Hagamos algo que lo cambie todo. Que nos cambie a los dos. A ti y a mi. No me faltan ideas ni
apetito de compartirlas contigo. Te sorprenderán. La mayoría de ellas son ajenas a una razón rebosante
de argumentos. Mis preferidas y las que más asustan porque no se anticipan ni asoman
en los titulares de los periódicos de mañana. No actúan con la antelación del
llegar cinco minutos antes para romper las reglas. O para entreverlas. Aparecen con un instante
de credulidades adecuadas, con la confianza ciega de un equilibrio posible al margen de cualquier
exageración y con una declaración sincera sobre el impuesto de la verdad.
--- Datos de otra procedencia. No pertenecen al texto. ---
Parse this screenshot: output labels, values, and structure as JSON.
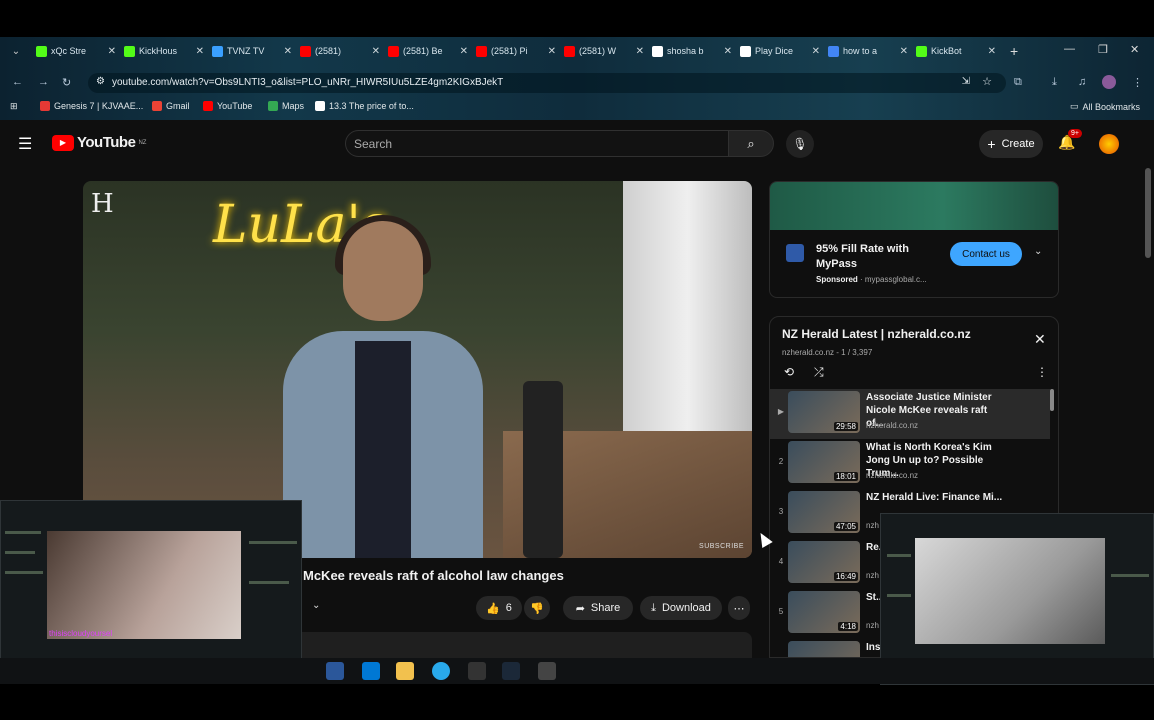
{
  "browser": {
    "tabs": [
      {
        "label": "xQc Stre",
        "color": "#53fc18"
      },
      {
        "label": "KickHous",
        "color": "#53fc18"
      },
      {
        "label": "TVNZ TV",
        "color": "#3aa0ff"
      },
      {
        "label": "(2581)",
        "color": "#ff0000"
      },
      {
        "label": "(2581) Be",
        "color": "#ff0000"
      },
      {
        "label": "(2581) Pi",
        "color": "#ff0000"
      },
      {
        "label": "(2581) W",
        "color": "#ff0000"
      },
      {
        "label": "shosha b",
        "color": "#ffffff"
      },
      {
        "label": "Play Dice",
        "color": "#ffffff"
      },
      {
        "label": "how to a",
        "color": "#4285f4"
      },
      {
        "label": "KickBot",
        "color": "#53fc18"
      }
    ],
    "url": "youtube.com/watch?v=Obs9LNTI3_o&list=PLO_uNRr_HIWR5IUu5LZE4gm2KIGxBJekT",
    "bookmarks": [
      {
        "label": "Genesis 7 | KJVAAE...",
        "color": "#e53935"
      },
      {
        "label": "Gmail",
        "color": "#ea4335"
      },
      {
        "label": "YouTube",
        "color": "#ff0000"
      },
      {
        "label": "Maps",
        "color": "#34a853"
      },
      {
        "label": "13.3 The price of to...",
        "color": "#ffffff"
      }
    ],
    "all_bookmarks": "All Bookmarks"
  },
  "youtube": {
    "logo": "YouTube",
    "region": "NZ",
    "search_placeholder": "Search",
    "create_label": "Create",
    "notif_count": "9+"
  },
  "video": {
    "sign_text": "LuLa's",
    "brand": "H",
    "watermark": "SUBSCRIBE",
    "title": "McKee reveals raft of alcohol law changes",
    "like_count": "6",
    "share_label": "Share",
    "download_label": "Download"
  },
  "ad": {
    "title": "95% Fill Rate with MyPass",
    "sponsored": "Sponsored",
    "domain": "mypassglobal.c...",
    "cta": "Contact us"
  },
  "playlist": {
    "title": "NZ Herald Latest | nzherald.co.nz",
    "channel": "nzherald.co.nz",
    "position": "1 / 3,397",
    "items": [
      {
        "num": "▶",
        "title": "Associate Justice Minister Nicole McKee reveals raft of...",
        "channel": "nzherald.co.nz",
        "duration": "29:58"
      },
      {
        "num": "2",
        "title": "What is North Korea's Kim Jong Un up to? Possible Trum...",
        "channel": "nzherald.co.nz",
        "duration": "18:01"
      },
      {
        "num": "3",
        "title": "NZ Herald Live: Finance Mi...",
        "channel": "nzh",
        "duration": "47:05"
      },
      {
        "num": "4",
        "title": "Re... exp...",
        "channel": "nzh",
        "duration": "16:49"
      },
      {
        "num": "5",
        "title": "St... Po...",
        "channel": "nzh",
        "duration": "4:18"
      },
      {
        "num": "6",
        "title": "Ins...",
        "channel": "",
        "duration": ""
      }
    ]
  },
  "overlay_left": {
    "username": "thisiscloudyoursel"
  }
}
Aquella que sale a devolver porque tiene mucho que ganar y poco que perder. El
cambio (Tú) es posible cuando arrancamos nuestro instinto del tic de las comodidades
enraizadas y le damos voz desnuda a nuestra alma para que se exprese, sin
corregir sus propias faltas de ortografía. El cambio (Tú) es la rotundidad voluntaria de
un aliento intrépido, el arriesgar atroz de un vértigo a prueba de cualquier salto de altura y el
sacrificio de uno mismo muy a pesar de sus alrededores. Todo cambia o fluye. O
ambas cosas. Pero no vayas tras de mí pues tal vez yo no sepa dirigirte. No
vayas tampoco por delante mío, porque tal vez entonces sea yo quien no quiera seguirte.
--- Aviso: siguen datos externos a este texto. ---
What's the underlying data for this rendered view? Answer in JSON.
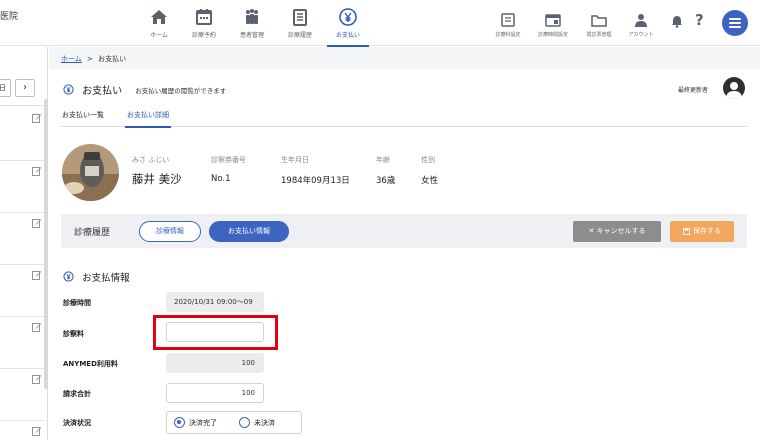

Ve a mi lado para poder caminar juntos. Entrelazados. Aunque sea un error desjuiciado. O un acierto aún por descubrir. Ni mejor ni peor; ni por encima ni por
debajo. Tan solo juntos y del modo que elijamos. Confiando el uno en el otro y el otro en el uno. Porque si en mis cartas adivinas
que ya no pongo remitente, es porque mi destino cambió de dirección sin apenas
darme yo cuenta. Y lo hace sólo a golpe de latidos por segundo. A la misma celeridad que la de un anhelo firme que
no acepta hojas de reclamaciones ni encargos resueltos a la medida de otros que no seamos (Tú) o (Yo). Y ese cambio me acerca cada vez más
a ti. Lo intuyo.
Dime, ¿hasta qué cambio estás dispuesto a llegar?